AI agents will automate DeFi, raise cybercrime and keep legal contracts relevant

Haseeb Qureshi, managing partner at Dragonfly Capital, says AI agents will materially reshape DeFi by automating approvals, discovery, risk management and on‑chain activity while exposing new security and liability risks. Speaking alongside Dragonfly’s new $650M fund focus (stablecoins, DeFi, prediction markets, AI‑agent payment infrastructure), Qureshi warned AI agents have a comparative advantage at digital crime (scams, hacks) and will force stronger cybersecurity, custody and regulatory responses. He argued that persistent crypto usability problems stem from protocol and UX design, not just user error, and that smart contracts — being deterministic and analyzable by AI — are a natural match for nonhuman agents but cannot fully replace legal contracts that provide unpredictability and legal recourse. Traders should expect increased on‑chain volume and liquidity demand as AI agents become large crypto users, driving new wallet and product designs and higher demand for custody solutions and secure key management. Integration risks include costly autonomous mistakes, chargeback frictions with fiat rails, regulatory and liability challenges, and the possibility of automated adversarial behavior. Overall, adoption pressures remain strong, but durable winners and models are uncertain — presenting both market opportunity (higher activity, new revenue for protocols) and elevated operational/security risk for traders and platforms.
Neutral
The news is neutral for prices overall but important for market structure.

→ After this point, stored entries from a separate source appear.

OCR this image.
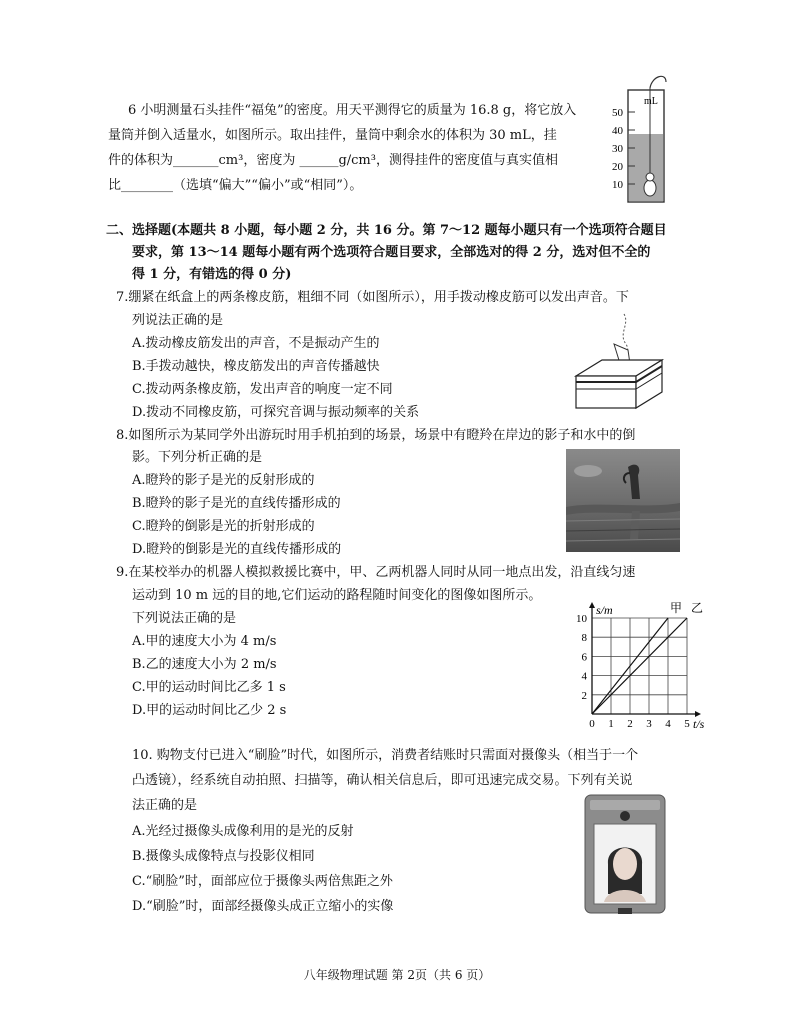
6 小明测量石头挂件“福兔”的密度。用天平测得它的质量为 16.8 g，将它放入
量筒并倒入适量水，如图所示。取出挂件，量筒中剩余水的体积为 30 mL，挂
件的体积为_______cm³，密度为 ______g/cm³，测得挂件的密度值与真实值相
比________（选填“偏大”“偏小”或“相同”）。
mL
50
40
30
20
10
二、选择题(本题共 8 小题，每小题 2 分，共 16 分。第 7～12 题每小题只有一个选项符合题目
要求，第 13～14 题每小题有两个选项符合题目要求，全部选对的得 2 分，选对但不全的
得 1 分，有错选的得 0 分)
7.绷紧在纸盒上的两条橡皮筋，粗细不同（如图所示），用手拨动橡皮筋可以发出声音。下
列说法正确的是
A.拨动橡皮筋发出的声音，不是振动产生的
B.手拨动越快，橡皮筋发出的声音传播越快
C.拨动两条橡皮筋，发出声音的响度一定不同
D.拨动不同橡皮筋，可探究音调与振动频率的关系
8.如图所示为某同学外出游玩时用手机拍到的场景，场景中有瞪羚在岸边的影子和水中的倒
影。下列分析正确的是
A.瞪羚的影子是光的反射形成的
B.瞪羚的影子是光的直线传播形成的
C.瞪羚的倒影是光的折射形成的
D.瞪羚的倒影是光的直线传播形成的
9.在某校举办的机器人模拟救援比赛中，甲、乙两机器人同时从同一地点出发，沿直线匀速
运动到 10 m 远的目的地,它们运动的路程随时间变化的图像如图所示。
下列说法正确的是
A.甲的速度大小为 4 m/s
B.乙的速度大小为 2 m/s
C.甲的运动时间比乙多 1 s
D.甲的运动时间比乙少 2 s
0 1 2 3 4 5
10
8
6
4
2
s/m
t/s
甲 乙
10. 购物支付已进入“刷脸”时代，如图所示，消费者结账时只需面对摄像头（相当于一个
凸透镜），经系统自动拍照、扫描等，确认相关信息后，即可迅速完成交易。下列有关说
法正确的是
A.光经过摄像头成像利用的是光的反射
B.摄像头成像特点与投影仪相同
C.“刷脸”时，面部应位于摄像头两倍焦距之外
D.“刷脸”时，面部经摄像头成正立缩小的实像
八年级物理试题 第 2页（共 6 页）
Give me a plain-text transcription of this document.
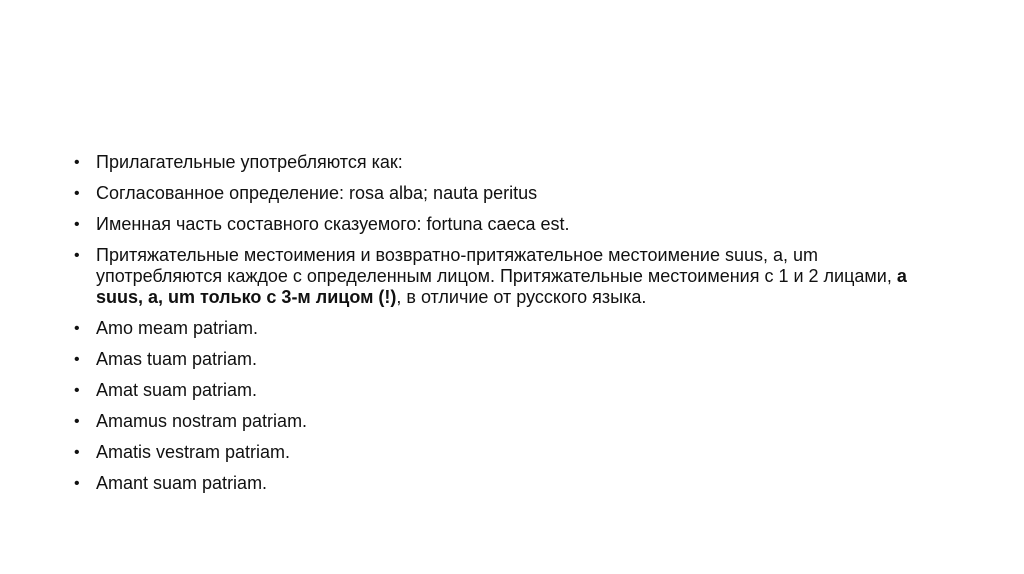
• Прилагательные употребляются как:
• Согласованное определение: rosa alba; nauta peritus
• Именная часть составного сказуемого: fortuna caeca est.
• Притяжательные местоимения и возвратно-притяжательное местоимение suus, a, um употребляются каждое с определенным лицом. Притяжательные местоимения с 1 и 2 лицами, а suus, a, um только с 3-м лицом (!), в отличие от русского языка.
• Amo meam patriam.
• Amas tuam patriam.
• Amat suam patriam.
• Amamus nostram patriam.
• Amatis vestram patriam.
• Amant suam patriam.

Positive forces: AI agents should increase on‑chain activity, transaction volume and protocol demand, which can boost liquidity and fee revenue for DeFi platforms and increase demand for native tokens of active chains. That represents a bullish structural tailwind for protocol usage and token utility. Negative forces: elevated security risks, AI‑enabled scams and autonomous mistakes can trigger large losses, hacks or liability actions that drive sudden sell pressure and regulatory crackdowns, increasing volatility. Short term, markets may react negatively when concrete incidents or regulatory moves occur; traders should expect heightened volatility and event‑driven price moves. Longer term, the net effect depends on whether custody, UX and regulatory solutions mitigate risks and enable safe agent commerce. If so, the structural demand boost could be bullish for active protocol tokens; if not, recurring security incidents and frictions could be bearish. Given these offsetting dynamics and uncertainty about durable winners, the balanced categorization is neutral.